Table 1 The SOBER policies for psychological journals; how authors comply with them, and how they should be enforced by editors and reviewers.

Moving forward

Across the psychological landscape, we call on research communities to (1) recognise measurement flexibility, similar to the widely acknowledged issues related to p-hacking, as a serious threat to scientific credibility, and (2) set and use continuously updated and validated standards for measurement and standard reporting guidelines that are maintained and updated with new evidence.

To this end, we envision an open repository of measurement protocols, one that fills the gap left by academic publishers after the decline of paper-pencil measures, with implementations for widely used study tools, test norms, standard scoring rules, and machine-readable metadata.
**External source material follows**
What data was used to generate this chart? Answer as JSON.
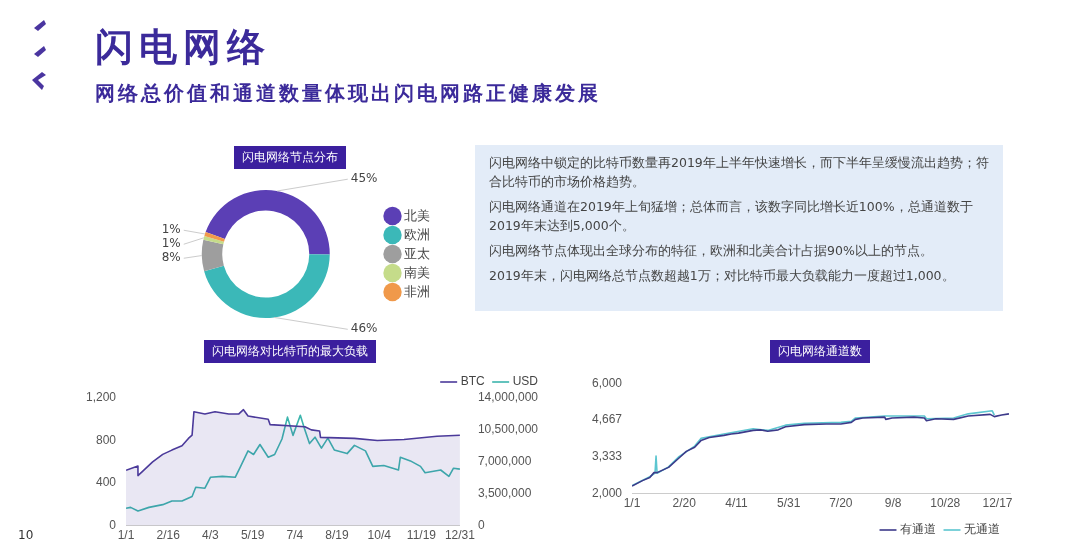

This repository would facilitate discovery of measures, scrutiny of design decisions, meta-science through a systematic assessment of research practices. It would permit large language models to independently assess semantic overlap and reliability, and possibly even estimate discriminant and convergent validity, of newly developed measures against those already stored in a repository.

Scrutiny of the details of previous work’s measures is necessary to both inform how we should interpret existing findings and to increase measures’ future reuse potential. Transparency about the fine grain details of our measures allows others to reuse them with fidelity, and allows for the fidelity of measures to be checked between studies. These aspects of transparency and their scientific benefits have yet to be tapped by our field. If we want to build a cumulative evidence base in psychology, we need to standardise our measures and protocols. Psychologists need to stop remixing and recycling, and start reusing (measures, not toothbrushes).